Predicted growth in consumer spending can be a sign that people may feel confident paying slightly more for a home. “When you’re feeling better about your affordability and borrowing and cash position and all that, you’re going to feel better generally speaking spending more as well,” Rose says.
Economists predict a modest increase in overall consumer spending across durables, nondurables and services this year. As of September 2024, total consumer spending is projected to rise from $19.5 trillion in 2024 to $20.2 trillion in 2025, a 2.5% rise after adjusting for inflation, says Stephen Brown, Deputy Chief North America Economist at Capital Economics. For Canada, total consumer spending is projected to rise from $1.61 trillion in 2024 to $1.68 trillion in 2025, an increase of 2% in real terms.
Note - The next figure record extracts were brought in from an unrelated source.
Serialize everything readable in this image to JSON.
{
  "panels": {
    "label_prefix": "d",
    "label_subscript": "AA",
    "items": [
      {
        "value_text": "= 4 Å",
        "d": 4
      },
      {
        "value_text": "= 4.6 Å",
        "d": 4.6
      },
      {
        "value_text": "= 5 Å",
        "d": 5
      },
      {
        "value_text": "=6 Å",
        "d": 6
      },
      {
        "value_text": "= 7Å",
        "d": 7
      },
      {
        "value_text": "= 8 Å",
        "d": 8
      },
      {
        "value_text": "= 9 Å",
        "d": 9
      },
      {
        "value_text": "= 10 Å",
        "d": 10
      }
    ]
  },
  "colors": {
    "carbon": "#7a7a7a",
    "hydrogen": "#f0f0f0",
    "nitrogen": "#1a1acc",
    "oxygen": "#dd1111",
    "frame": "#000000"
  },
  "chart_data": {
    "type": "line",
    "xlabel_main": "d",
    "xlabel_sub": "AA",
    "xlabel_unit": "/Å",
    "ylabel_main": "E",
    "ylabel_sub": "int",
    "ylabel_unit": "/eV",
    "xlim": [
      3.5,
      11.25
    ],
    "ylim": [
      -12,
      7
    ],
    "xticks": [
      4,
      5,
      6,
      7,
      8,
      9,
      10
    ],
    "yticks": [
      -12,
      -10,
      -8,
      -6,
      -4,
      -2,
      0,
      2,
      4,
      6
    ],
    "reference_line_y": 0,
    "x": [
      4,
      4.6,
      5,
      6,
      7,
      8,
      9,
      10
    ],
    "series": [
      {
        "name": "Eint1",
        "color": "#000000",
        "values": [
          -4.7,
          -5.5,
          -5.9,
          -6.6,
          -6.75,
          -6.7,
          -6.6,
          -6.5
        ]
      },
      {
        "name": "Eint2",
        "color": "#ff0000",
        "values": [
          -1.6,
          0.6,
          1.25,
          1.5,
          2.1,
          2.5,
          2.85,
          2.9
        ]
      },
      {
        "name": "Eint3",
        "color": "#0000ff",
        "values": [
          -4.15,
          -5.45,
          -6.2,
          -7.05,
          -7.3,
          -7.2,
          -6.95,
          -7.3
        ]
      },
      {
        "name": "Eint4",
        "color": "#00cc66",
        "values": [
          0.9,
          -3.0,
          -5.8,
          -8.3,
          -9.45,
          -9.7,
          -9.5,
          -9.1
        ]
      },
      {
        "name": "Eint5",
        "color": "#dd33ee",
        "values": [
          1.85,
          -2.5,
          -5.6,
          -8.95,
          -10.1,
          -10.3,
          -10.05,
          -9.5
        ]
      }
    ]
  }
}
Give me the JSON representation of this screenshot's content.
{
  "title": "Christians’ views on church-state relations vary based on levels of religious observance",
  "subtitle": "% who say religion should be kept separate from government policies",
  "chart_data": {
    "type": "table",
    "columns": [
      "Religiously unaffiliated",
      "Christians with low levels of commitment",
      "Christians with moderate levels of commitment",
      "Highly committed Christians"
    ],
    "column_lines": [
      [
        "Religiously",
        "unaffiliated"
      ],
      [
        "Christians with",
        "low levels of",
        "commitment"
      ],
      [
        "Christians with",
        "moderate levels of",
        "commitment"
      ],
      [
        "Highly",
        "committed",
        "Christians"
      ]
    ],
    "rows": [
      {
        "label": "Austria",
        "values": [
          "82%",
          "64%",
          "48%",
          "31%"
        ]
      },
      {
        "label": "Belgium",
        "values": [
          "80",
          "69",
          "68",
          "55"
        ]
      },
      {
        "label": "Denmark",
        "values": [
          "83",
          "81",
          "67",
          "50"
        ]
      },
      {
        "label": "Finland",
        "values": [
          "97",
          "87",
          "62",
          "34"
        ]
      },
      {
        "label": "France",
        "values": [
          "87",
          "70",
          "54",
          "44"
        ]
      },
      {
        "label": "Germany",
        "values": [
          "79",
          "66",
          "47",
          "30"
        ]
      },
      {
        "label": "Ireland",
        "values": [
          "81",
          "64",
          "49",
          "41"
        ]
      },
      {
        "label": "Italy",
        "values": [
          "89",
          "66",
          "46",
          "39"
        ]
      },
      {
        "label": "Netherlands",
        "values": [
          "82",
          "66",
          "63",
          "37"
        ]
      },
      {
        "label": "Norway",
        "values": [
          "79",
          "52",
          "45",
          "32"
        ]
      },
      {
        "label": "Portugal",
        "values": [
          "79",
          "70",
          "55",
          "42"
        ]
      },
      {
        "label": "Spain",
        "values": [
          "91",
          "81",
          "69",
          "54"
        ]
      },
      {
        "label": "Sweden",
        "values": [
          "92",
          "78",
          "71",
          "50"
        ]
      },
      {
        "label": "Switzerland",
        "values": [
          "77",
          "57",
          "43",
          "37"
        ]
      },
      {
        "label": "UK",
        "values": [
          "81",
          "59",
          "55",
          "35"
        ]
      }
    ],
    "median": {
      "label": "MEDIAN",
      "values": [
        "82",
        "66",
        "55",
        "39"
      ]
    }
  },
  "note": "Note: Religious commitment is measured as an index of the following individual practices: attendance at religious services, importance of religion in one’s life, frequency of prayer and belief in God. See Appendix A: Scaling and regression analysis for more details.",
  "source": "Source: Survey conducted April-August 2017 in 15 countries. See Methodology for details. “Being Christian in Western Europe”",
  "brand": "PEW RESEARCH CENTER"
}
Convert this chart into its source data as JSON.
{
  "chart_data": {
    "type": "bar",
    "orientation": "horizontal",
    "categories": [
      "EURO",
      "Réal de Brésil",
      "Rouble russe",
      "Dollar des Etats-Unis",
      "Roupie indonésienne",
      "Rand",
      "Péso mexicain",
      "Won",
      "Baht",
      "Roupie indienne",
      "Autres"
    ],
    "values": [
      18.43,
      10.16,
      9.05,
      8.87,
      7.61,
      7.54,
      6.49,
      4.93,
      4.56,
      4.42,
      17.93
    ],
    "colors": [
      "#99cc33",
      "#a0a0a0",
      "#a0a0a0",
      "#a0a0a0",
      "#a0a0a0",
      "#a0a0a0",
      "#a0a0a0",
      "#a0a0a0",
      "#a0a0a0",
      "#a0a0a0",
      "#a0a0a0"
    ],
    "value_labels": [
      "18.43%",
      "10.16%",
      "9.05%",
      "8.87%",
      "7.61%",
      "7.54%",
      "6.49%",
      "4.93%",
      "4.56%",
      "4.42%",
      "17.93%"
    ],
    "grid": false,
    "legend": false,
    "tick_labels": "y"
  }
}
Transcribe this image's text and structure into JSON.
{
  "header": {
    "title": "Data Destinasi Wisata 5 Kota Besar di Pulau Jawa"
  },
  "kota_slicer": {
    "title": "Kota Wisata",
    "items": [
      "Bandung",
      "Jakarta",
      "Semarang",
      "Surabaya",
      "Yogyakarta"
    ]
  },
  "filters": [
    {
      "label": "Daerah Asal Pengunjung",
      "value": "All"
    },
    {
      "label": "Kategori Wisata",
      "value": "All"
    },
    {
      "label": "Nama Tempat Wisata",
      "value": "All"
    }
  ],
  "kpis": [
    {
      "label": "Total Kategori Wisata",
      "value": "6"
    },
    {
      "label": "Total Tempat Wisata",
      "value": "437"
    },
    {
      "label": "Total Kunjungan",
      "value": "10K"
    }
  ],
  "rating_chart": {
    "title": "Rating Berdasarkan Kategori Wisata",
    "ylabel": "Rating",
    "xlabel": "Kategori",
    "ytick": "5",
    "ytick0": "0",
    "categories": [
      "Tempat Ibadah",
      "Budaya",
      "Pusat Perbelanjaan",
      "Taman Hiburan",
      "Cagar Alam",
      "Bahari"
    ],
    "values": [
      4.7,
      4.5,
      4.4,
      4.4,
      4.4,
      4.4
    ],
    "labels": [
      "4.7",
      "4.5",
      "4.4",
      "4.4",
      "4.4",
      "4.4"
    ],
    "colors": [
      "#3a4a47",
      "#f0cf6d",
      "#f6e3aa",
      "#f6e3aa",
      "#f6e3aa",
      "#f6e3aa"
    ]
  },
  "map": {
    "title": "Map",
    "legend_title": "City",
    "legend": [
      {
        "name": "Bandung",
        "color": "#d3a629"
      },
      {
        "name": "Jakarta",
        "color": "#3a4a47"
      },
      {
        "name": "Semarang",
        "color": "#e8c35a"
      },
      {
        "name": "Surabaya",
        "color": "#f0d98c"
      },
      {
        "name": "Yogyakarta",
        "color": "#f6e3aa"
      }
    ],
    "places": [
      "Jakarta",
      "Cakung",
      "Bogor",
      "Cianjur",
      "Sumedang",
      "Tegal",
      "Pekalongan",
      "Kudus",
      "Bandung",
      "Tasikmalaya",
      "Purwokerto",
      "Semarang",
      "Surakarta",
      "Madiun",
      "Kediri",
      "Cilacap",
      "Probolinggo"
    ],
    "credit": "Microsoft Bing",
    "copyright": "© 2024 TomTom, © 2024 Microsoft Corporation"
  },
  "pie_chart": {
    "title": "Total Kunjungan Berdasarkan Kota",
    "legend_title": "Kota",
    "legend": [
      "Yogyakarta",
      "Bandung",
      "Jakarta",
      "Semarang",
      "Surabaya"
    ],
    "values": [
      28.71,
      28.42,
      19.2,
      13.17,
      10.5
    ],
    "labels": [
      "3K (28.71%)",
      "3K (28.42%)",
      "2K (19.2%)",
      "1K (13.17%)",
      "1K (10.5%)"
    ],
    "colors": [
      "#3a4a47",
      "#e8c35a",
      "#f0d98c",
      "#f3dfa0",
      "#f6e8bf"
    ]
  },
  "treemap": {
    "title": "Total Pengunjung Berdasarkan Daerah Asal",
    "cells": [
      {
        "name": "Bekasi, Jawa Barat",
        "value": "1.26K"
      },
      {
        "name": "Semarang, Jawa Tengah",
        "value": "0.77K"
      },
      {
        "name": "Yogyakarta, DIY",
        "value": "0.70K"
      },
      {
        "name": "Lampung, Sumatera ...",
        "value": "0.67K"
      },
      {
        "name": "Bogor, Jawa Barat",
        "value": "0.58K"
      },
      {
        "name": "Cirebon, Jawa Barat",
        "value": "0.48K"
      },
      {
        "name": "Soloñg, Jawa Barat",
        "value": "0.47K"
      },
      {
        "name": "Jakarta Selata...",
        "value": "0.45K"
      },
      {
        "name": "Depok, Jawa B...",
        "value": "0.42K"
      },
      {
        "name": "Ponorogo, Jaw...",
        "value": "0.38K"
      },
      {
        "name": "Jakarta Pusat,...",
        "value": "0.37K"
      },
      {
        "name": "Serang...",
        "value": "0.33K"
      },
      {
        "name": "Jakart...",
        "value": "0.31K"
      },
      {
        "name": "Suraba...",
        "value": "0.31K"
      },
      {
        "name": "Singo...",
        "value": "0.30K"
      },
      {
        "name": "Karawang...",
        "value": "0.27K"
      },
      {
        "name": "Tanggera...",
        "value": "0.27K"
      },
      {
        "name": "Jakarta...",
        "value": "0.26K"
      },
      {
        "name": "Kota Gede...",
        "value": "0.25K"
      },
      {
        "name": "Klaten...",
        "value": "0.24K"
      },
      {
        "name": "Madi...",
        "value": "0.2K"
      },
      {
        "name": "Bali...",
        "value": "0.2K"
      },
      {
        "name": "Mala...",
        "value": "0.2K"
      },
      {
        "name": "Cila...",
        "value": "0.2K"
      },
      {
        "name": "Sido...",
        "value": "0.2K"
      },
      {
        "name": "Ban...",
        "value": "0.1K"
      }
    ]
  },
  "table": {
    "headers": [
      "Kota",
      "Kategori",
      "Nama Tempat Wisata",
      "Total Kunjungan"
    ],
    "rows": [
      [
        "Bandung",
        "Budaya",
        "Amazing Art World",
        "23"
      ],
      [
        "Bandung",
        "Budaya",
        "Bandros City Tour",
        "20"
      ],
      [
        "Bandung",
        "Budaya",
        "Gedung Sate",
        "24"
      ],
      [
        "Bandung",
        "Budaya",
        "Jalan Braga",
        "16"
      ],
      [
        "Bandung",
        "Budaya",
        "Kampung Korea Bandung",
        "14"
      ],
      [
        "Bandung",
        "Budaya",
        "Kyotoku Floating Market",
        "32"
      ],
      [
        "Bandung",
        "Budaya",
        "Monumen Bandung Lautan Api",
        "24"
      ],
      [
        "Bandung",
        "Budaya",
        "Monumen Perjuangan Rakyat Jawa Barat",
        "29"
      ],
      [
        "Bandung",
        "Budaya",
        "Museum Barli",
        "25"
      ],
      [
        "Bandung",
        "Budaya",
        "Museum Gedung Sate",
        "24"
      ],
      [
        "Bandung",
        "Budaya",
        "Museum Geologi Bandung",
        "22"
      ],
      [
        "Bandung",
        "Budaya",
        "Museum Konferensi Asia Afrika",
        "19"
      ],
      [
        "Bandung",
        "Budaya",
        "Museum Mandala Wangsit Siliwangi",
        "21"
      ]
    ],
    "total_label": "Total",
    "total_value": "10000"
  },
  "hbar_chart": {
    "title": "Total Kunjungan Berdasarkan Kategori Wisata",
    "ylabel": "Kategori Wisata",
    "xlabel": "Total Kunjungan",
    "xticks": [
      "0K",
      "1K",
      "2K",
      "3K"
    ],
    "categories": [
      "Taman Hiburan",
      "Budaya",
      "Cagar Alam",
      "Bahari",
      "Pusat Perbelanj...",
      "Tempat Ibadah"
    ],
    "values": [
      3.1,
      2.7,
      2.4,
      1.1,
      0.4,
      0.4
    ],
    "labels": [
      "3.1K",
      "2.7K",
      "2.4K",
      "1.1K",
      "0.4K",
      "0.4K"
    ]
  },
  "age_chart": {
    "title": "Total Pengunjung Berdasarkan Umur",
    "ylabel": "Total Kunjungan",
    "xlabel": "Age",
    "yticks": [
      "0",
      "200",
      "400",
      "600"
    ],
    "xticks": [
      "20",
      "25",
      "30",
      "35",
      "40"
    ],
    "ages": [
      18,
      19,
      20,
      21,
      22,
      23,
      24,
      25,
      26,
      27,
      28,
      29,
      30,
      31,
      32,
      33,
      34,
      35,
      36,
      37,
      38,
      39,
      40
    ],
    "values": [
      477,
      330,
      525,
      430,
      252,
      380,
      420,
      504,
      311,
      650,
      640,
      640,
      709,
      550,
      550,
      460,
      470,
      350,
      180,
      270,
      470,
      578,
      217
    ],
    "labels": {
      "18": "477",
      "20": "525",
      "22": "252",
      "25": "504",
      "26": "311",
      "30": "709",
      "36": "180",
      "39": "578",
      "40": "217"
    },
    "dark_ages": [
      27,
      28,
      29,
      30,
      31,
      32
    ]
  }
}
The reason? Canadian households “have been a lot more exposed to higher interest rates, so there’s a greater share of variable rate debt, particularly for mortgages, in Canada,” he says. “That’s been weighing on spending and even though interest rates are now coming down, immigration in Canada is also likely to fall next year, so that’s adding to a bit of the weakness. By contrast, in the U.S. households aren’t quite as exposed to higher interest rates, but they’re also benefiting a lot more from the rise in equity markets at the moment. In particular U.S. equities, because they’re so tech-dominated, are doing very well, so that’s boosting households’ asset holdings, making them feel a bit wealthier, so they’re more likely to spend as well.”
Deloitte’s third-quarter report outlining a U.S. economic forecast, the United States Economic Forecast, noted that consumer spending “continues to exceed expectations,” with a recent increase in spending on durables, which is “often seen as a signal of rising consumer confidence.” Plus, according to the forecast, “interest-rate cuts should drive stronger demand for durable goods next year,” the company predicted. “Spending on services is predicted to increase more rapidly than spending on goods, rising 2% in 2025.” Spending on durable goods was predicted to rise by 1.7% in real terms and spending on nondurable goods by 1.4%.